Results and Analysis
Thirty‐eight participants took part in the workshops. Analysis identified co‐design outcomes at people, group, research process and system‐level. Participants valued having space to express views on a sensitive and often taboo topic, with ‘being heard’ functioning as a prerequisite for engagement and reported high levels of engagement. Professional hierarchies and outsider status persisted despite conscious facilitation efforts, while pragmatic design choices shaped participation, continuity and collective action. The professional mix of participants supported whole‐team thinking about implementation, although recruitment of motivated participants may have limited the identification of additional barriers to change.
Conclusion
The SHARP project provides important lessons on the use of co‐design in sensitive and value‐laden research topics. Specifically, for researchers to be attentive to participants' need to be heard, active management of power and hierarchy, and explicit negotiation of pragmatic constraints. Mixed‐group co‐design can support whole‐team thinking about implementation, while reflexive awareness of who is included remains critical to understanding what barriers may be surfaced or missed.

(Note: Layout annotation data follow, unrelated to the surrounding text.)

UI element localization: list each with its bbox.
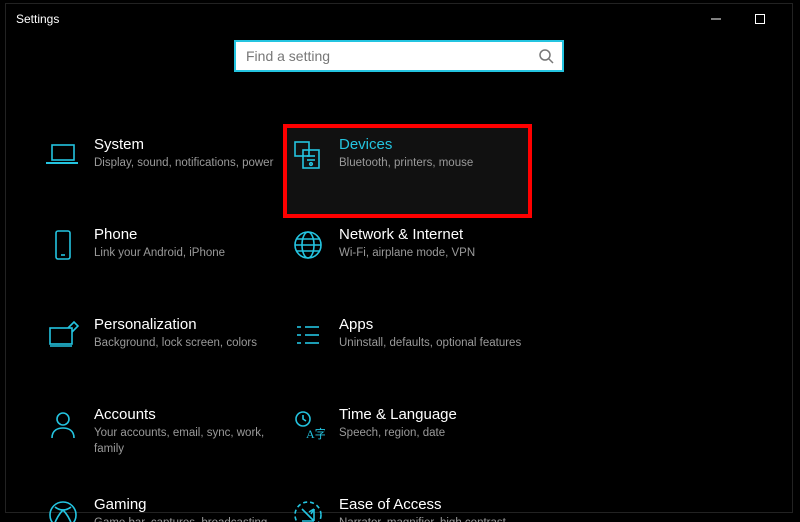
paint-icon <box>46 318 80 352</box>
tile-network[interactable]: Network & Internet Wi-Fi, airplane mode,… <box>285 216 530 306</box>
search-icon <box>538 48 554 64</box>
devices-icon <box>291 138 325 172</box>
tile-title: Phone <box>94 226 277 243</box>
tile-subtitle: Bluetooth, printers, mouse <box>339 156 522 172</box>
xbox-icon <box>46 498 80 522</box>
tile-apps[interactable]: Apps Uninstall, defaults, optional featu… <box>285 306 530 396</box>
settings-window: Settings System Display, sound, notifica… <box>5 3 793 513</box>
laptop-icon <box>46 138 80 172</box>
tile-title: Network & Internet <box>339 226 522 243</box>
minimize-button[interactable] <box>694 4 738 34</box>
person-icon <box>46 408 80 442</box>
tile-title: Accounts <box>94 406 277 423</box>
tile-title: Apps <box>339 316 522 333</box>
svg-text:A字: A字 <box>306 426 325 441</box>
time-language-icon: A字 <box>291 408 325 442</box>
tile-title: Ease of Access <box>339 496 522 513</box>
tile-accounts[interactable]: Accounts Your accounts, email, sync, wor… <box>40 396 285 486</box>
tile-title: Gaming <box>94 496 277 513</box>
tile-title: Time & Language <box>339 406 522 423</box>
tile-phone[interactable]: Phone Link your Android, iPhone <box>40 216 285 306</box>
window-title: Settings <box>16 12 59 26</box>
search-box[interactable] <box>234 40 564 72</box>
tile-subtitle: Display, sound, notifications, power <box>94 156 277 172</box>
settings-grid: System Display, sound, notifications, po… <box>6 126 792 522</box>
tile-gaming[interactable]: Gaming Game bar, captures, broadcasting,… <box>40 486 285 522</box>
tile-title: Personalization <box>94 316 277 333</box>
phone-icon <box>46 228 80 262</box>
search-row <box>6 40 792 72</box>
tile-system[interactable]: System Display, sound, notifications, po… <box>40 126 285 216</box>
tile-subtitle: Your accounts, email, sync, work, family <box>94 426 277 457</box>
tile-subtitle: Wi-Fi, airplane mode, VPN <box>339 246 522 262</box>
tile-subtitle: Game bar, captures, broadcasting, Game M… <box>94 516 277 522</box>
tile-subtitle: Narrator, magnifier, high contrast <box>339 516 522 522</box>
tile-ease-of-access[interactable]: Ease of Access Narrator, magnifier, high… <box>285 486 530 522</box>
ease-of-access-icon <box>291 498 325 522</box>
search-input[interactable] <box>244 47 538 65</box>
titlebar: Settings <box>6 4 792 34</box>
tile-time-language[interactable]: A字 Time & Language Speech, region, date <box>285 396 530 486</box>
tile-subtitle: Link your Android, iPhone <box>94 246 277 262</box>
tile-devices[interactable]: Devices Bluetooth, printers, mouse <box>285 126 530 216</box>
tile-subtitle: Background, lock screen, colors <box>94 336 277 352</box>
tile-subtitle: Uninstall, defaults, optional features <box>339 336 522 352</box>
tile-title: Devices <box>339 136 522 153</box>
maximize-button[interactable] <box>738 4 782 34</box>
apps-icon <box>291 318 325 352</box>
globe-icon <box>291 228 325 262</box>
tile-subtitle: Speech, region, date <box>339 426 522 442</box>
tile-personalization[interactable]: Personalization Background, lock screen,… <box>40 306 285 396</box>
tile-title: System <box>94 136 277 153</box>
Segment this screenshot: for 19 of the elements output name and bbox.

Patient and Public Contribution
Patients, carers and members of the public were actively involved in the design, conduct and interpretation of this study. Public contributors and people with lived experience of primary care were recruited as equal participants within the co‐design workshops alongside clinicians and other stakeholders, where they contributed to discussions, activities and decision‐making that shaped the content, format and implementation considerations of the SHARP training intervention. Patient and public contributors also informed interpretation of findings through their reflections on workshop processes and perceived relevance to patient care. In addition, members of an established patient and public involvement group were consulted prior to and following the co‐design process to advise on acceptability, burden on primary care services and communication of the intervention to patients and the public. Their feedback directly informed refinement of the intervention and dissemination materials.